"Did you hear me?" Ridge growled as he leaned over my desk, staring at me. "Cut your shit out."
His palms pressed against the scorch mark left from my stun gun experiment, but the room still had the old coffee smell rather than singed wood.
Ridge had the skills to intimidate pretty much the entire town, and that included me. My boots might have literally been quaking, but I leaned back in my chair, hoping I came off looking unaffected.
It worked on Anderson.
"I don't have the foggiest idea what you mean."
He snarled and pushed back away from my desk. I shouldn't have kicked out Tony. It would be nice to have a big bounty hunter in my corner although I couldn't guarantee he'd stand behind me. I'd barely met the man.

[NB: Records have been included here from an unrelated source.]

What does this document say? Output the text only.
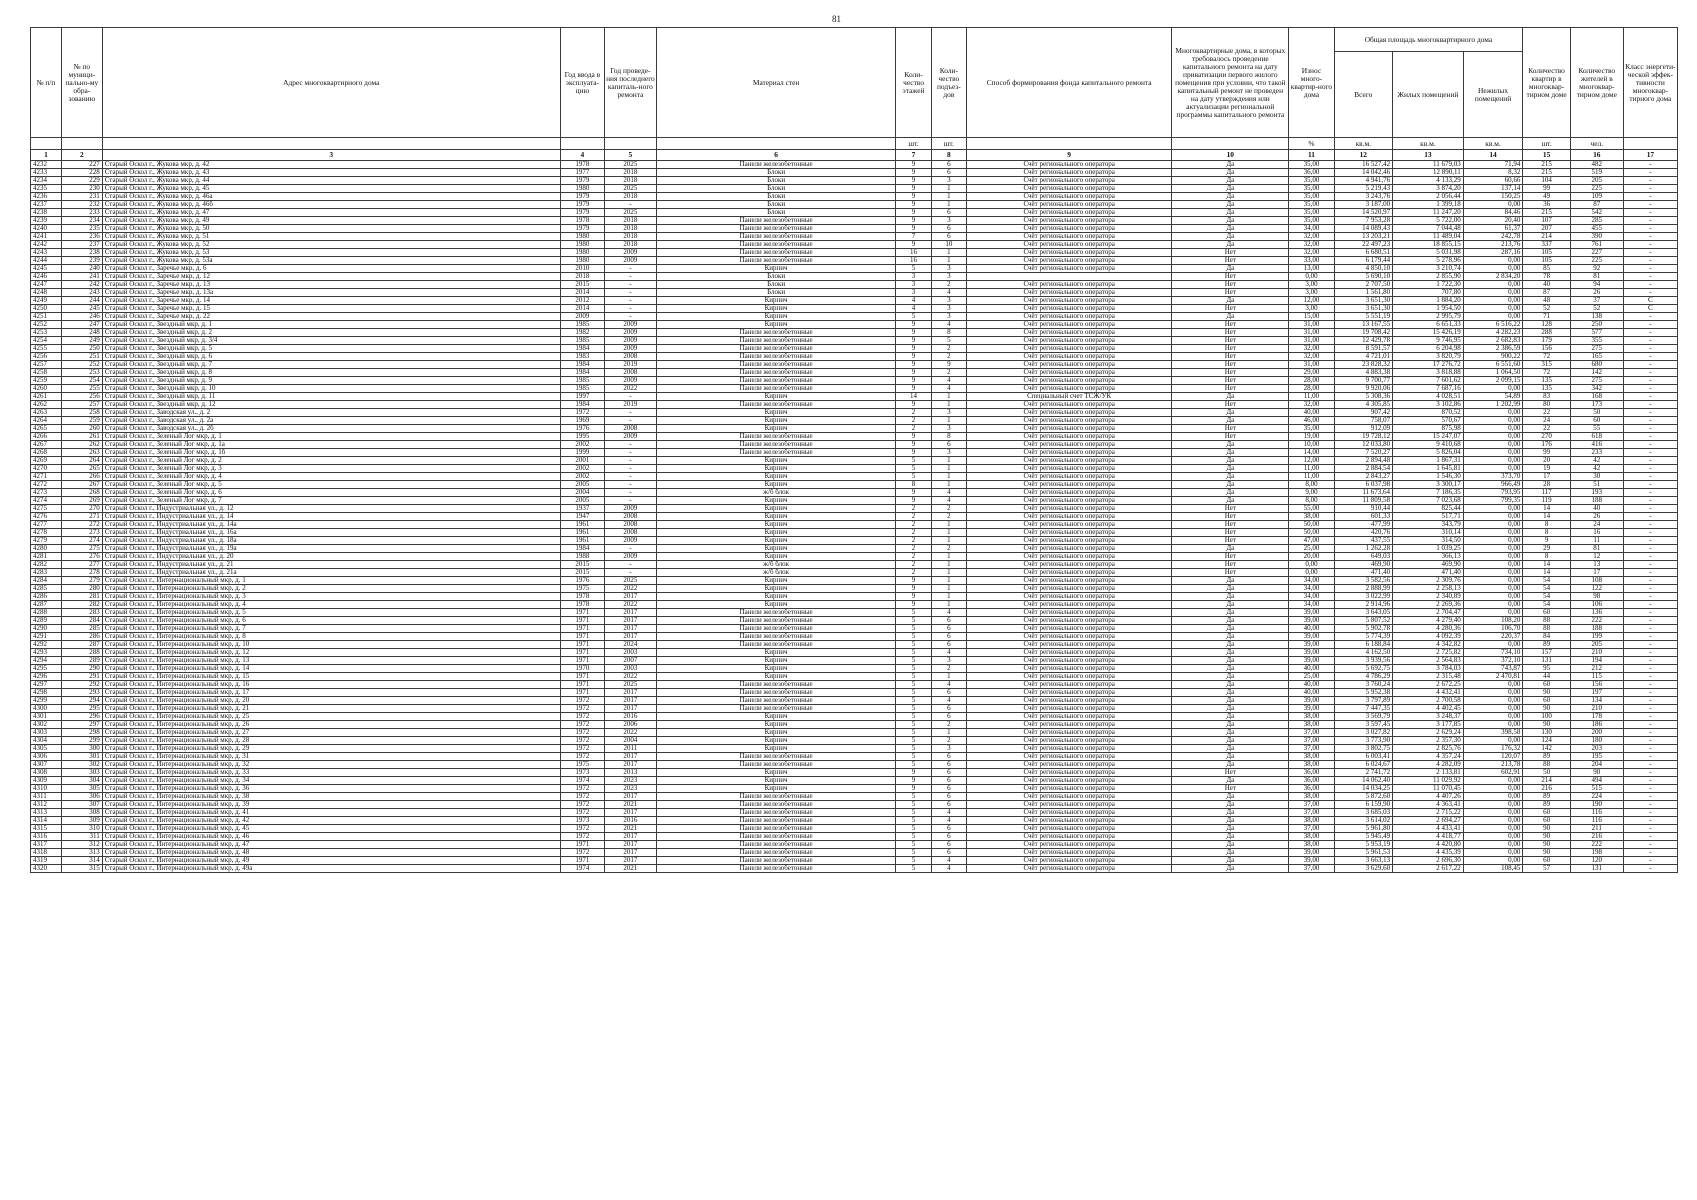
81
№ п/п	№ по муници-пально-му обра-зованию	Адрес многоквартирного дома	Год ввода в эксплуата-цию	Год проведе-ния последнего капиталь-ного ремонта	Материал стен	Коли-чество этажей	Коли-чество подъез-дов	Способ формирования фонда капитального ремонта	Многоквартирные дома, в которых требовалось проведение капитального ремонта на дату приватизации первого жилого помещения при условии, что такой капитальный ремонт не проведен на дату утверждения или актуализации региональной программы капитального ремонта	Износ много-квартир-ного дома	Общая площадь многоквартирного дома			Количество квартир в многоквар-тирном доме	Количество жителей в многоквар-тирном доме	Класс энергети-ческой эффек-тивности многоквар-тирного дома
											Всего	Жилых помещений	Нежилых помещений			
						шт.	шт.			%	кв.м.	кв.м.	кв.м.	шт.	чел.	
1	2	3	4	5	6	7	8	9	10	11	12	13	14	15	16	17
4232	227	Старый Оскол г., Жукова мкр, д. 42	1978	2025	Панели железобетонные	9	6	Счёт регионального оператора	Да	35,00	16 527,42	11 679,03	71,94	215	482	-
4233	228	Старый Оскол г., Жукова мкр, д. 43	1977	2018	Блоки	9	6	Счёт регионального оператора	Да	36,00	14 042,46	12 890,11	8,32	215	519	-
4234	229	Старый Оскол г., Жукова мкр, д. 44	1979	2018	Блоки	9	3	Счёт регионального оператора	Да	35,00	4 941,76	4 133,29	60,66	104	205	-
4235	230	Старый Оскол г., Жукова мкр, д. 45	1980	2025	Блоки	9	1	Счёт регионального оператора	Да	35,00	5 219,43	3 874,20	137,14	99	225	-
4236	231	Старый Оскол г., Жукова мкр, д. 46а	1979	2018	Блоки	9	1	Счёт регионального оператора	Да	35,00	3 243,76	2 056,44	150,25	49	109	-
4237	232	Старый Оскол г., Жукова мкр, д. 46б	1979	-	Блоки	9	1	Счёт регионального оператора	Да	35,00	3 187,00	1 399,18	0,00	36	87	-
4238	233	Старый Оскол г., Жукова мкр, д. 47	1979	2025	Блоки	9	6	Счёт регионального оператора	Да	35,00	14 520,97	11 247,20	84,46	215	542	-
4239	234	Старый Оскол г., Жукова мкр, д. 49	1978	2018	Панели железобетонные	9	3	Счёт регионального оператора	Да	35,00	7 953,28	5 722,00	20,40	107	285	-
4240	235	Старый Оскол г., Жукова мкр, д. 50	1979	2018	Панели железобетонные	9	6	Счёт регионального оператора	Да	34,00	14 089,43	7 044,48	61,37	207	455	-
4241	236	Старый Оскол г., Жукова мкр, д. 51	1980	2018	Панели железобетонные	7	6	Счёт регионального оператора	Да	32,00	13 203,21	11 489,04	242,78	214	390	-
4242	237	Старый Оскол г., Жукова мкр, д. 52	1980	2018	Панели железобетонные	9	10	Счёт регионального оператора	Да	32,00	22 497,23	18 855,15	213,76	337	761	-
4243	238	Старый Оскол г., Жукова мкр, д. 53	1980	2009	Панели железобетонные	16	1	Счёт регионального оператора	Нет	32,00	6 680,51	5 031,98	287,16	105	227	-
4244	239	Старый Оскол г., Жукова мкр, д. 53а	1980	2009	Панели железобетонные	16	1	Счёт регионального оператора	Нет	33,00	6 179,44	5 278,96	0,00	105	225	-
4245	240	Старый Оскол г., Заречье мкр, д. 6	2010	-	Кирпич	5	3	Счёт регионального оператора	Да	13,00	4 850,10	3 210,74	0,00	85	92	-
4246	241	Старый Оскол г., Заречье мкр, д. 12	2018	-	Блоки	3	3		Нет	0,00	5 690,10	2 855,90	2 834,20	78	81	-
4247	242	Старый Оскол г., Заречье мкр, д. 13	2015	-	Блоки	3	2	Счёт регионального оператора	Нет	3,00	2 707,50	1 722,30	0,00	40	94	-
4248	243	Старый Оскол г., Заречье мкр, д. 13а	2014	-	Блоки	3	4	Счёт регионального оператора	Нет	3,00	1 561,80	707,80	0,00	87	26	-
4249	244	Старый Оскол г., Заречье мкр, д. 14	2012	-	Кирпич	4	3	Счёт регионального оператора	Да	12,00	3 651,30	1 884,20	0,00	48	37	С
4250	245	Старый Оскол г., Заречье мкр, д. 15	2014	-	Кирпич	4	3	Счёт регионального оператора	Нет	3,00	3 651,30	1 954,50	0,00	52	52	С
4251	246	Старый Оскол г., Заречье мкр, д. 22	2009	-	Кирпич	5	3	Счёт регионального оператора	Да	15,00	5 551,19	2 995,79	0,00	71	138	-
4252	247	Старый Оскол г., Звездный мкр, д. 1	1985	2009	Кирпич	9	4	Счёт регионального оператора	Нет	31,00	13 167,55	6 651,33	6 516,22	128	250	-
4253	248	Старый Оскол г., Звездный мкр, д. 2	1982	2009	Панели железобетонные	9	8	Счёт регионального оператора	Нет	31,00	19 708,42	15 426,19	4 282,23	288	577	-
4254	249	Старый Оскол г., Звездный мкр, д. 3/4	1985	2009	Панели железобетонные	9	5	Счёт регионального оператора	Нет	31,00	12 429,78	9 746,95	2 682,83	179	355	-
4255	250	Старый Оскол г., Звездный мкр, д. 5	1984	2009	Панели железобетонные	9	2	Счёт регионального оператора	Нет	32,00	8 591,57	6 204,98	2 386,59	156	275	-
4256	251	Старый Оскол г., Звездный мкр, д. 6	1983	2008	Панели железобетонные	9	2	Счёт регионального оператора	Нет	32,00	4 721,01	3 820,79	900,22	72	165	-
4257	252	Старый Оскол г., Звездный мкр, д. 7	1984	2019	Панели железобетонные	9	9	Счёт регионального оператора	Нет	31,00	23 828,32	17 276,72	6 551,60	315	680	-
4258	253	Старый Оскол г., Звездный мкр, д. 8	1984	2008	Панели железобетонные	9	2	Счёт регионального оператора	Нет	29,00	4 883,38	3 818,88	1 064,50	72	142	-
4259	254	Старый Оскол г., Звездный мкр, д. 9	1985	2009	Панели железобетонные	9	4	Счёт регионального оператора	Нет	28,00	9 700,77	7 601,62	2 099,15	135	275	-
4260	255	Старый Оскол г., Звездный мкр, д. 10	1985	2022	Панели железобетонные	9	4	Счёт регионального оператора	Нет	28,00	9 920,06	7 687,16	0,00	135	342	-
4261	256	Старый Оскол г., Звездный мкр, д. 11	1997	-	Кирпич	14	1	Специальный счет ТСЖ/УК	Да	11,00	5 308,36	4 028,51	54,89	83	168	-
4262	257	Старый Оскол г., Звездный мкр, д. 12	1984	2019	Панели железобетонные	9	1	Счёт регионального оператора	Нет	32,00	4 305,85	3 102,86	1 202,99	80	173	-
4263	258	Старый Оскол г., Заводская ул., д. 2	1972	-	Кирпич	2	3	Счёт регионального оператора	Да	40,00	907,42	870,52	0,00	22	50	-
4264	259	Старый Оскол г., Заводская ул., д. 2а	1969	-	Кирпич	2	1	Счёт регионального оператора	Да	46,00	758,07	570,67	0,00	24	60	-
4265	260	Старый Оскол г., Заводская ул., д. 2б	1976	2008	Кирпич	2	3	Счёт регионального оператора	Нет	35,00	912,09	875,98	0,00	22	55	-
4266	261	Старый Оскол г., Зеленый Лог мкр, д. 1	1995	2009	Панели железобетонные	9	8	Счёт регионального оператора	Нет	19,00	19 728,12	15 247,07	0,00	270	618	-
4267	262	Старый Оскол г., Зеленый Лог мкр, д. 1а	2002	-	Панели железобетонные	9	6	Счёт регионального оператора	Да	10,00	12 033,80	9 410,68	0,00	176	416	-
4268	263	Старый Оскол г., Зеленый Лог мкр, д. 1б	1999	-	Панели железобетонные	9	3	Счёт регионального оператора	Да	14,00	7 520,27	5 826,04	0,00	99	233	-
4269	264	Старый Оскол г., Зеленый Лог мкр, д. 2	2001	-	Кирпич	5	1	Счёт регионального оператора	Да	12,00	2 894,48	1 867,31	0,00	20	42	-
4270	265	Старый Оскол г., Зеленый Лог мкр, д. 3	2002	-	Кирпич	5	1	Счёт регионального оператора	Да	11,00	2 884,54	1 645,81	0,00	19	42	-
4271	266	Старый Оскол г., Зеленый Лог мкр, д. 4	2002	-	Кирпич	5	1	Счёт регионального оператора	Да	11,00	2 843,27	1 546,30	373,70	17	30	-
4272	267	Старый Оскол г., Зеленый Лог мкр, д. 5	2005	-	Кирпич	8	1	Счёт регионального оператора	Да	8,00	6 037,98	3 300,17	966,49	28	51	-
4273	268	Старый Оскол г., Зеленый Лог мкр, д. 6	2004	-	ж/б блок	9	4	Счёт регионального оператора	Да	9,00	11 673,64	7 186,35	793,95	117	193	-
4274	269	Старый Оскол г., Зеленый Лог мкр, д. 7	2005	-	Кирпич	9	4	Счёт регионального оператора	Да	8,00	11 809,58	7 023,68	799,35	119	188	-
4275	270	Старый Оскол г., Индустриальная ул., д. 12	1937	2009	Кирпич	2	2	Счёт регионального оператора	Нет	55,00	910,44	825,44	0,00	14	40	-
4276	271	Старый Оскол г., Индустриальная ул., д. 14	1947	2008	Кирпич	2	2	Счёт регионального оператора	Нет	38,00	601,33	517,71	0,00	14	26	-
4277	272	Старый Оскол г., Индустриальная ул., д. 14а	1961	2008	Кирпич	2	1	Счёт регионального оператора	Нет	50,00	477,99	343,79	0,00	8	24	-
4278	273	Старый Оскол г., Индустриальная ул., д. 16а	1961	2008	Кирпич	2	1	Счёт регионального оператора	Нет	50,00	420,76	310,14	0,00	8	16	-
4279	274	Старый Оскол г., Индустриальная ул., д. 18а	1961	2009	Кирпич	2	1	Счёт регионального оператора	Нет	47,00	437,55	314,50	0,00	9	11	-
4280	275	Старый Оскол г., Индустриальная ул., д. 19а	1984	-	Кирпич	2	2	Счёт регионального оператора	Да	25,00	1 262,28	1 039,25	0,00	29	81	-
4281	276	Старый Оскол г., Индустриальная ул., д. 20	1988	2009	Кирпич	2	1	Счёт регионального оператора	Нет	20,00	649,03	366,13	0,00	8	12	-
4282	277	Старый Оскол г., Индустриальная ул., д. 21	2015	-	ж/б блок	2	1	Счёт регионального оператора	Нет	0,00	469,90	469,90	0,00	14	13	-
4283	278	Старый Оскол г., Индустриальная ул., д. 21а	2015	-	ж/б блок	2	1	Счёт регионального оператора	Нет	0,00	471,40	471,40	0,00	14	17	-
4284	279	Старый Оскол г., Интернациональный мкр, д. 1	1976	2025	Кирпич	9	1	Счёт регионального оператора	Да	34,00	3 582,56	2 309,76	0,00	54	108	-
4285	280	Старый Оскол г., Интернациональный мкр, д. 2	1975	2022	Кирпич	9	1	Счёт регионального оператора	Да	34,00	2 888,99	2 258,13	0,00	54	122	-
4286	281	Старый Оскол г., Интернациональный мкр, д. 3	1978	2017	Кирпич	9	1	Счёт регионального оператора	Да	34,00	3 022,99	2 340,89	0,00	54	98	-
4287	282	Старый Оскол г., Интернациональный мкр, д. 4	1978	2022	Кирпич	9	1	Счёт регионального оператора	Да	34,00	2 914,96	2 269,36	0,00	54	106	-
4288	283	Старый Оскол г., Интернациональный мкр, д. 5	1971	2017	Панели железобетонные	5	4	Счёт регионального оператора	Да	39,00	3 643,05	2 704,47	0,00	60	136	-
4289	284	Старый Оскол г., Интернациональный мкр, д. 6	1971	2017	Панели железобетонные	5	6	Счёт регионального оператора	Да	39,00	5 807,52	4 279,40	108,20	88	222	-
4290	285	Старый Оскол г., Интернациональный мкр, д. 7	1971	2017	Панели железобетонные	5	6	Счёт регионального оператора	Да	40,00	5 902,78	4 280,36	106,70	88	188	-
4291	286	Старый Оскол г., Интернациональный мкр, д. 8	1971	2017	Панели железобетонные	5	6	Счёт регионального оператора	Да	39,00	5 774,39	4 092,39	220,37	84	199	-
4292	287	Старый Оскол г., Интернациональный мкр, д. 10	1971	2024	Панели железобетонные	5	6	Счёт регионального оператора	Да	39,00	6 188,84	4 342,82	0,00	89	205	-
4293	288	Старый Оскол г., Интернациональный мкр, д. 12	1971	2003	Кирпич	5	4	Счёт регионального оператора	Да	39,00	4 162,50	2 725,82	734,10	157	210	-
4294	289	Старый Оскол г., Интернациональный мкр, д. 13	1971	2007	Кирпич	5	3	Счёт регионального оператора	Да	39,00	3 939,56	2 564,83	372,10	131	194	-
4295	290	Старый Оскол г., Интернациональный мкр, д. 14	1970	2003	Кирпич	5	2	Счёт регионального оператора	Да	40,00	5 692,75	3 784,03	743,87	95	212	-
4296	291	Старый Оскол г., Интернациональный мкр, д. 15	1971	2022	Кирпич	5	1	Счёт регионального оператора	Да	25,00	4 786,29	2 315,48	2 470,81	44	115	-
4297	292	Старый Оскол г., Интернациональный мкр, д. 16	1971	2025	Панели железобетонные	5	4	Счёт регионального оператора	Да	40,00	3 760,24	2 672,25	0,00	60	156	-
4298	293	Старый Оскол г., Интернациональный мкр, д. 17	1971	2017	Панели железобетонные	5	6	Счёт регионального оператора	Да	40,00	5 952,38	4 432,41	0,00	90	197	-
4299	294	Старый Оскол г., Интернациональный мкр, д. 20	1972	2017	Панели железобетонные	5	4	Счёт регионального оператора	Да	39,00	3 797,89	2 700,58	0,00	60	134	-
4300	295	Старый Оскол г., Интернациональный мкр, д. 21	1972	2017	Панели железобетонные	5	6	Счёт регионального оператора	Да	39,00	7 447,35	4 402,45	0,00	90	210	-
4301	296	Старый Оскол г., Интернациональный мкр, д. 25	1972	2016	Кирпич	5	6	Счёт регионального оператора	Да	38,00	3 569,79	3 248,37	0,00	100	178	-
4302	297	Старый Оскол г., Интернациональный мкр, д. 26	1972	2006	Кирпич	5	2	Счёт регионального оператора	Да	38,00	3 597,45	3 177,85	0,00	90	186	-
4303	298	Старый Оскол г., Интернациональный мкр, д. 27	1972	2022	Кирпич	5	1	Счёт регионального оператора	Да	37,00	3 027,82	2 629,24	398,58	130	200	-
4304	299	Старый Оскол г., Интернациональный мкр, д. 28	1972	2004	Кирпич	5	2	Счёт регионального оператора	Да	37,00	3 773,90	2 357,30	0,00	124	180	-
4305	300	Старый Оскол г., Интернациональный мкр, д. 29	1972	2011	Кирпич	5	3	Счёт регионального оператора	Да	37,00	3 802,75	2 825,76	176,32	142	203	-
4306	301	Старый Оскол г., Интернациональный мкр, д. 31	1972	2017	Панели железобетонные	5	6	Счёт регионального оператора	Да	38,00	6 003,41	4 357,24	120,07	89	195	-
4307	302	Старый Оскол г., Интернациональный мкр, д. 32	1975	2017	Панели железобетонные	5	6	Счёт регионального оператора	Да	38,00	6 024,67	4 282,09	213,78	88	204	-
4308	303	Старый Оскол г., Интернациональный мкр, д. 33	1973	2013	Кирпич	9	6	Счёт регионального оператора	Нет	36,00	2 741,72	2 133,81	602,91	50	90	-
4309	304	Старый Оскол г., Интернациональный мкр, д. 34	1974	2023	Кирпич	9	6	Счёт регионального оператора	Да	36,00	14 062,40	11 029,92	0,00	214	494	-
4310	305	Старый Оскол г., Интернациональный мкр, д. 36	1972	2023	Кирпич	9	6	Счёт регионального оператора	Нет	36,00	14 034,25	11 070,45	0,00	216	515	-
4311	306	Старый Оскол г., Интернациональный мкр, д. 38	1972	2017	Панели железобетонные	5	6	Счёт регионального оператора	Да	38,00	5 872,60	4 407,26	0,00	89	224	-
4312	307	Старый Оскол г., Интернациональный мкр, д. 39	1972	2021	Панели железобетонные	5	6	Счёт регионального оператора	Да	37,00	6 159,90	4 363,41	0,00	89	190	-
4313	308	Старый Оскол г., Интернациональный мкр, д. 41	1972	2017	Панели железобетонные	5	4	Счёт регионального оператора	Да	37,00	3 685,03	2 715,22	0,00	60	116	-
4314	309	Старый Оскол г., Интернациональный мкр, д. 42	1973	2016	Панели железобетонные	5	4	Счёт регионального оператора	Да	38,00	3 614,02	2 694,27	0,00	60	116	-
4315	310	Старый Оскол г., Интернациональный мкр, д. 45	1972	2021	Панели железобетонные	5	6	Счёт регионального оператора	Да	37,00	5 961,80	4 433,41	0,00	90	211	-
4316	311	Старый Оскол г., Интернациональный мкр, д. 46	1972	2017	Панели железобетонные	5	6	Счёт регионального оператора	Да	38,00	5 945,49	4 418,77	0,00	90	216	-
4317	312	Старый Оскол г., Интернациональный мкр, д. 47	1971	2017	Панели железобетонные	5	6	Счёт регионального оператора	Да	38,00	5 953,19	4 420,80	0,00	90	222	-
4318	313	Старый Оскол г., Интернациональный мкр, д. 48	1972	2017	Панели железобетонные	5	6	Счёт регионального оператора	Да	39,00	5 961,53	4 435,39	0,00	90	198	-
4319	314	Старый Оскол г., Интернациональный мкр, д. 49	1971	2017	Панели железобетонные	5	4	Счёт регионального оператора	Да	39,00	3 663,13	2 696,30	0,00	60	120	-
4320	315	Старый Оскол г., Интернациональный мкр, д. 49а	1974	2021	Панели железобетонные	5	4	Счёт регионального оператора	Да	37,00	3 629,60	2 617,22	108,45	57	131	-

Ridge widened his eyes and paced a quick circle in the small open space in the office. "Stealing evidence?" he asked, but the way he worded it made me believe it wasn't a question at all. "What were you thinking?"
I kicked a foot up on top of the desk surface, almost planting it on top of my closed laptop, but moved it to the side just in time. "Again, I do not know what you're talking about." I threw my hands out to the side encompassing the room. "I have no evidence, and I'm sure Anderson doesn't have a report on any missing evidence."
His glare strengthened. If I wasn't playing unafraid so hard, I'd be crying. No shame. Ridge Jefferson could be a scary dude when he wanted. How did he even hear about the evidence snafu?
And while Ridge scared me, he also royally pissed me off. What nerve? Only a man charged into my office and told me to quit my livelihood. He wasn't my father. I'd only lived on Earth for twenty-two years, but I was already so freaking tired of men telling me what to do. Did he really think I'd listen?
Why couldn't men be supportive? Why not tell me to buy the big ass extension plug like my uncle? Uncle Richard had to be the last decent guy on the planet. At least in Maine. He never told my aunt what to do.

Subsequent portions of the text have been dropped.